CAS 1: Passeurs de sans-papiers : prison ferme pour un avocat condamné pour complicité

http://www.20minutes.fr/societe/1262693-20131212-20131212-passeurs-sans-papiers-prison-ferme-avocat-condamne-complicite

Un avocat a été reconnu coupable de complicité avec des passeurs, la justice balayant une défense qui en appelait au respect des « principes » fondamentaux du métier d’avocat.

Ledit aocat a été condamné à .. ans de prison dont un ferme pour aide au séjour irrégulier en bande organisée, les juges lui reprochant d’avoir travaillé «sciemment» pour un réseau de passeurs qui faisait entrer en France des sans-papiers……….

Le tribunal a rappelé que «le recours et l’assistance d’un avocat (étaient) constitutionnellement garantis», et que le délit d’aide au séjour irrégulier ne pouvait lui être reproché tant que l’avocat agit de façon «régulière».

Or selon les jugess, l’avocat dont question avait « fait de la traque aux erreurs de procédure commises par la Police aux frontières (PAF) une petite industrie », et il était «au courant des pratiques du réseau» avec lequel il a travaillé ».

Pour les passeurs, le recours à lui était un «plan B» qui entrait en action lorsqu’échouait le «plan A» –faire sortir les sans-papiers qui arrivaient à Roissy en les guidant par téléphone portable à travers les dédales de l’aéroport– et qu’ils étaient interpellés.

Sa prestation faisait partie « d’un ensemble intégré de services» vendus par les passeurs aux migrants, à prix fixe et déterminé à l’avance », ont relevé les juges. Ils lui reprochent aussi d’avoir «suscité la recherche et la production de faux garants», c’est-à-dire des personnes prêtes à attester, contre rémunération, qu’elles avaient l’intention d’héberger le sans-papier.

CAS 2 : Avocat condamné pour complicité dans l’évasion d’un braqueur

Avocat condamné par la cour d’assises de Paris, pour « complicité » dans le dossier relatif à l’évasion de la prison de Fresnes (Val-de-Marne) en 2003 d’un de ses clients, un braqueur multirécidiviste. (Source)

Conclusion :

L’implication de Maître Maingain dans le coup d’éta de mai 2015 au Burundi pour renverser un Chef d’Etat légalement élu par le peuple de ce pays appartient au passé. Il est cependant permis de se poser des questions quant à son véritable rôle aux côtés des putschistes, et surtout quant à son commettant pour avoir servi de porte-parole de fait du Général Niyombare.
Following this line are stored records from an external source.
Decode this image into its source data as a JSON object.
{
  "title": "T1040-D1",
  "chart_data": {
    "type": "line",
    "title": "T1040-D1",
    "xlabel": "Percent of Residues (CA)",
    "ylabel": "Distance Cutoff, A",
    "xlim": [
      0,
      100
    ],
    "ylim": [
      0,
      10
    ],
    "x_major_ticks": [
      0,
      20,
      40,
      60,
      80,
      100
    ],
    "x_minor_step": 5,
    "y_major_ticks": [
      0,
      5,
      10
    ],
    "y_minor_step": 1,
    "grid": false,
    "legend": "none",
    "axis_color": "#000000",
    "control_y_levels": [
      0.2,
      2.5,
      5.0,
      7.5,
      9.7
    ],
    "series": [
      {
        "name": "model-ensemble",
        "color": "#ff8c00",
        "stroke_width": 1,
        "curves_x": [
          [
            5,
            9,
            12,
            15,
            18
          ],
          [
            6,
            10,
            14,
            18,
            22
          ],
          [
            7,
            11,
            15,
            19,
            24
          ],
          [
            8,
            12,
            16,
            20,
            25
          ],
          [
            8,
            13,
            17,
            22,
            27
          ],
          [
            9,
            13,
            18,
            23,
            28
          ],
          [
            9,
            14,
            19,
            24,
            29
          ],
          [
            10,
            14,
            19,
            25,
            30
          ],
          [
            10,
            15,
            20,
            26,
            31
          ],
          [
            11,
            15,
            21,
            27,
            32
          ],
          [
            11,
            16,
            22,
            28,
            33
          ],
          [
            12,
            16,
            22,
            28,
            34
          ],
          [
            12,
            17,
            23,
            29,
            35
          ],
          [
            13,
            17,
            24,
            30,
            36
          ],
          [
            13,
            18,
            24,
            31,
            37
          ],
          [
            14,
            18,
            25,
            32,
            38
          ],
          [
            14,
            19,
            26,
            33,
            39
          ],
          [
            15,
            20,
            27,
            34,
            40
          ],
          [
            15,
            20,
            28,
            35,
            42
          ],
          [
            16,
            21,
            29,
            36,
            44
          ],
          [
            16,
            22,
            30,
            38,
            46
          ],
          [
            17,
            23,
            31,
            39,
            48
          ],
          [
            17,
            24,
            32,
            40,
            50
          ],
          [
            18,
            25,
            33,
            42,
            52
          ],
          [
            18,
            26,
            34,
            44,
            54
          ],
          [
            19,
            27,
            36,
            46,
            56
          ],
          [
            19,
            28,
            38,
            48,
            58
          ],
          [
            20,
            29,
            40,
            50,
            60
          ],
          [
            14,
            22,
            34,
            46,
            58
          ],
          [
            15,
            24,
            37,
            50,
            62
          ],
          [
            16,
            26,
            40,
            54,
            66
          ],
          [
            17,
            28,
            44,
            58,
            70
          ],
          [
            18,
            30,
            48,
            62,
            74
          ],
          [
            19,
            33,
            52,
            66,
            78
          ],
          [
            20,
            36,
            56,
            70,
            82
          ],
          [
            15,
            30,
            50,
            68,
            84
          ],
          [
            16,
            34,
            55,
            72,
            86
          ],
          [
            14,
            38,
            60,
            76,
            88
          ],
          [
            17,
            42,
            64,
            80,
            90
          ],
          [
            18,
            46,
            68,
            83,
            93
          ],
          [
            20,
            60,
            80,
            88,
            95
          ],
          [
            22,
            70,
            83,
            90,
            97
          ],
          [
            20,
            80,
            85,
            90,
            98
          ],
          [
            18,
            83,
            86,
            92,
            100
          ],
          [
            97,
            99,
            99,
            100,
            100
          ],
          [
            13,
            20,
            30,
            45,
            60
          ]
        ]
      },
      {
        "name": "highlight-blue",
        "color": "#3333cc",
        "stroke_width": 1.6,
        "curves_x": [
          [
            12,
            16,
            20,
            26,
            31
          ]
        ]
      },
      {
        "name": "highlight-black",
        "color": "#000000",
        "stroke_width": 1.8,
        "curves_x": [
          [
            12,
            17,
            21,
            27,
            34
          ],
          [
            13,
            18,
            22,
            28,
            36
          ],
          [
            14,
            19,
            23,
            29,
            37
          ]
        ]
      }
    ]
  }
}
En posant ces questions, nous ne voulons pas nous mêler des affaires intérieures burundaises, même si nous serions légitimement autorisés à le faire. Un coup d’Etat violent entraînant la mort de centaines d’innocent n’est pas différent des autres actes de terrorisme que nous vivons au quotidien à travers le monde. Et, en la matière, autant Maître Maingain, citoyen belge, a tout à fait le droit de se préoccuper du respect des droits de ses clients burundais, autant nous, citoyens de la Région des Grands lacs, avons le droit de poser des questions, face aux catastrophes humanitaires provoquées par des actions d’aventuriers, qu’ils soient civils ou militaires, burundais, rwandais, congolais ou belges.